La gestion évolutive durable des espaces verts (sept 2016, N°61)
extrait de la revue N°61, septembre 2016 par Jean-Marie ROGEL - Chef de service Gestion des paysages au Service Espaces Verts de la Ville de Lyon (69)
Un outil d’amélioration continue pour répondre à l’évolution des attentes sociétales en matière de nature en ville.
Historique
Initiée à partir de 1995 dans le cadre de la politique environnementale de la Direction des Espaces Verts et de la certification ISO14001 obtenue en 2005, la Gestion Évolutive Durable (GED) à la ville de Lyon (gestion différenciée) a d’abord été construite autour d’un cahier des charges intégrant quatre classes : (Prestige, horticole +, horticole -, naturelle) et déclinée sur des sites pilotes pour être généralisée ensuite. Paillage, désherbage raisonné, utilisation de bio-lubrifiants, gestion des déchets et des consommations d’eau notamment, ont ensuite été progressivement déclinés sur l’ensemble des sites. La GED a également permis le passage progressif au Zéro phyto, objectif atteint dès 2008.

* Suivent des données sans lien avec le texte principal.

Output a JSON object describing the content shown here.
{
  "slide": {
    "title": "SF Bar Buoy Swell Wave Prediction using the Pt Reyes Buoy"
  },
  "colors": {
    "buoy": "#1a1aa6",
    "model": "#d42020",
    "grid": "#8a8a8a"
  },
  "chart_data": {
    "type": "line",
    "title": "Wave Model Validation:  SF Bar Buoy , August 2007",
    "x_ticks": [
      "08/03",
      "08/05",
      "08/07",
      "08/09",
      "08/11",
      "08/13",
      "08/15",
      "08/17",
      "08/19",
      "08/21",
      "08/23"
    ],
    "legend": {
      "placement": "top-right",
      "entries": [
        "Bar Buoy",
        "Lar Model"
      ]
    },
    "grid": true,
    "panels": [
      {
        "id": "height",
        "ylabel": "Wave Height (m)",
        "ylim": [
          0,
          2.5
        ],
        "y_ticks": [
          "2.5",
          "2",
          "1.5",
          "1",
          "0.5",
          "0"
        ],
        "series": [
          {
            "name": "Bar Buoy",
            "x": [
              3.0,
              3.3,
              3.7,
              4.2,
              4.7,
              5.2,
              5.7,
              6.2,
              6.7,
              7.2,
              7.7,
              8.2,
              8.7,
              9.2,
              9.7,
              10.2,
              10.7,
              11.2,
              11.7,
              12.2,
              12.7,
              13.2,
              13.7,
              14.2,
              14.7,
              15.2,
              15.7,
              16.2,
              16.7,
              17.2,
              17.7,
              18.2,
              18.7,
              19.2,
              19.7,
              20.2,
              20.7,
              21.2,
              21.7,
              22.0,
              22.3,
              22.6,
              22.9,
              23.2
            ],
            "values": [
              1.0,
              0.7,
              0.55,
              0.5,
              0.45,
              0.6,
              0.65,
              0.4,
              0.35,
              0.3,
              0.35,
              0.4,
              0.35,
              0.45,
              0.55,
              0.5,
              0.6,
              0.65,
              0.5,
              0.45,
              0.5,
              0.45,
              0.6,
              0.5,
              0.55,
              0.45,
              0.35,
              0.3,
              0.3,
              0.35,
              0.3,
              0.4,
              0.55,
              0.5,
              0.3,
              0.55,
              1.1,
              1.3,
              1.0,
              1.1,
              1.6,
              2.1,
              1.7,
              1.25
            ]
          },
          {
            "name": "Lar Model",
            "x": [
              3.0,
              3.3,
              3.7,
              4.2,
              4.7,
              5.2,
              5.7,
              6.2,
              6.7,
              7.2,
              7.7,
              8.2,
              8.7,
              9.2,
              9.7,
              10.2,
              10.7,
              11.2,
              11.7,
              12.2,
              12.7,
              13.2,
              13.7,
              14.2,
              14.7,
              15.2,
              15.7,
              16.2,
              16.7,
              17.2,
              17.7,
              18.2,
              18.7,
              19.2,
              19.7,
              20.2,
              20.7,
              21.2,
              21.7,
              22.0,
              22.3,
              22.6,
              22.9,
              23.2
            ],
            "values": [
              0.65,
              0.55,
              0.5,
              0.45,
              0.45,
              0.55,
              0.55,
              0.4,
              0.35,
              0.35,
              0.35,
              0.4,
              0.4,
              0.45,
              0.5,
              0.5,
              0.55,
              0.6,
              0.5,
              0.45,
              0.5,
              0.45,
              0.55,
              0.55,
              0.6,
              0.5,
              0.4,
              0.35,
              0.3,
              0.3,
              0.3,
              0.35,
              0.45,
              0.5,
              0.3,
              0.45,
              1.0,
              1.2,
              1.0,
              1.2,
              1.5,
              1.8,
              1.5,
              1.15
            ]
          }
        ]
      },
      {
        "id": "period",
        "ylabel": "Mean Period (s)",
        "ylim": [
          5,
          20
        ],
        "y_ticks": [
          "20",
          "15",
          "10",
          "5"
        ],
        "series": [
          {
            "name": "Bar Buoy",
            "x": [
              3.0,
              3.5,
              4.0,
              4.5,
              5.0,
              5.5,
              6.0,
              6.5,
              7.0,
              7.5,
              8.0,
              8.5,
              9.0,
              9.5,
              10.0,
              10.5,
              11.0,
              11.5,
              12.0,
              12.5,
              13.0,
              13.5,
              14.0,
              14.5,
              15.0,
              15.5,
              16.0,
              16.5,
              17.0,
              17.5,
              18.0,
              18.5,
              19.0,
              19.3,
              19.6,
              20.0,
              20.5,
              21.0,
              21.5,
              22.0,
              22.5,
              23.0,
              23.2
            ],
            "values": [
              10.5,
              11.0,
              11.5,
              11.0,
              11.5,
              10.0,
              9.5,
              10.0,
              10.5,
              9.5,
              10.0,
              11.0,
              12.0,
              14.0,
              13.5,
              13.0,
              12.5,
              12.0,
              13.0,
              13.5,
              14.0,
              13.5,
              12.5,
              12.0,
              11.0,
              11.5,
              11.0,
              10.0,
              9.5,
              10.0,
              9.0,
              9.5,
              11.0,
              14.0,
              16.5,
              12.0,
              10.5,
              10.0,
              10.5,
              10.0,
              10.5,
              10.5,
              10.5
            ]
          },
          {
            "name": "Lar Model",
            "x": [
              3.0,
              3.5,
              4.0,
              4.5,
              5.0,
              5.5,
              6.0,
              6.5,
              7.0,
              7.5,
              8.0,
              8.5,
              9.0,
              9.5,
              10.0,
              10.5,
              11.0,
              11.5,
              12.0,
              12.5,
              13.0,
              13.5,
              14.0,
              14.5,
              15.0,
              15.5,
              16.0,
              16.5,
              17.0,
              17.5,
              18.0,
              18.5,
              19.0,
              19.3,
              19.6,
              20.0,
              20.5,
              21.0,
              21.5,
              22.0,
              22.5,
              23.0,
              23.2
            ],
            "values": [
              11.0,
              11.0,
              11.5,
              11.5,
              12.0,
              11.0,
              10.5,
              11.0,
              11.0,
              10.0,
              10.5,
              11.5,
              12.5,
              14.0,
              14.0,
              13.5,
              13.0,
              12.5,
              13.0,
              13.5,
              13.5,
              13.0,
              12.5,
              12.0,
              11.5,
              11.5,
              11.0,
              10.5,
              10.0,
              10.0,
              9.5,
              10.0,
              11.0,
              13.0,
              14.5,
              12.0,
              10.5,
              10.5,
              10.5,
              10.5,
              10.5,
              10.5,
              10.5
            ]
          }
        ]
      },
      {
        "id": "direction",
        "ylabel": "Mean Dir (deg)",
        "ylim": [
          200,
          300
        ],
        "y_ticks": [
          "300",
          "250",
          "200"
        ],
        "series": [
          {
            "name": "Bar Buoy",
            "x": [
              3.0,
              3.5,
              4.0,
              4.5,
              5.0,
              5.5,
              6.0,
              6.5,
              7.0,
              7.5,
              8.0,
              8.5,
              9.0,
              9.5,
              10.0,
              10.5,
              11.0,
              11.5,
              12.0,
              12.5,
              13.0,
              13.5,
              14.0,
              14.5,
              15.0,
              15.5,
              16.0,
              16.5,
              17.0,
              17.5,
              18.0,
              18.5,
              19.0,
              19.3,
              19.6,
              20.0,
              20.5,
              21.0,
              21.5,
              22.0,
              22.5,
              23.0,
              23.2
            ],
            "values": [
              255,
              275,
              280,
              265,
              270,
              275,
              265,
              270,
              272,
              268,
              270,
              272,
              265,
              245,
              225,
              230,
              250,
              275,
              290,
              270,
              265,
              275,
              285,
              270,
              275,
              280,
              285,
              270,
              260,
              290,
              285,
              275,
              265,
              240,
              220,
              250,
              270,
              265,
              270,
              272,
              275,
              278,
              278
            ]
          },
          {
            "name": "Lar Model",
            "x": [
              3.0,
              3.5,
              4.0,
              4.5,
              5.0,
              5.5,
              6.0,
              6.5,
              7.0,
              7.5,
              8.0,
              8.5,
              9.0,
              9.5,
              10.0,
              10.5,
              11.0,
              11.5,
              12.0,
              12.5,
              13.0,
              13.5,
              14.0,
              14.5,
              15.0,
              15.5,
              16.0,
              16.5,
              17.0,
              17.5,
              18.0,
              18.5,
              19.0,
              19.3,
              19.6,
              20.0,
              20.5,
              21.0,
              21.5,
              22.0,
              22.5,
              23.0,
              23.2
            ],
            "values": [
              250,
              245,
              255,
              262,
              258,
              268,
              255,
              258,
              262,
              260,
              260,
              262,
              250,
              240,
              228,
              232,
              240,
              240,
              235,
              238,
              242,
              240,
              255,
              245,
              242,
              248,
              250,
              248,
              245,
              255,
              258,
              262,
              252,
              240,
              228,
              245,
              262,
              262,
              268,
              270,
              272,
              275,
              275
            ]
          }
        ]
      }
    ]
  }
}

A partir de 2011, en parallèle d’une analyse détaillée des tâches par classe et typologie de sites, le cahier des charges a été mis à jour en matière de :
- dénomination des classes (prestige, horticole, à vivre, nature),
- critères de classement en fonction de contextes urbains et d’usages
- niveau de tolérance aux adventices afin de tenir compte du zéro phyto généralisé.
- coûts de gestion moyens au m²/an
Une première photographie complète à l’échelle de la ville, de la proportion en surface par classe et par secteur d’entretien a donc pu être élaborée (prestige 1%, horticole 9%, à vivre 65%, nature 25%)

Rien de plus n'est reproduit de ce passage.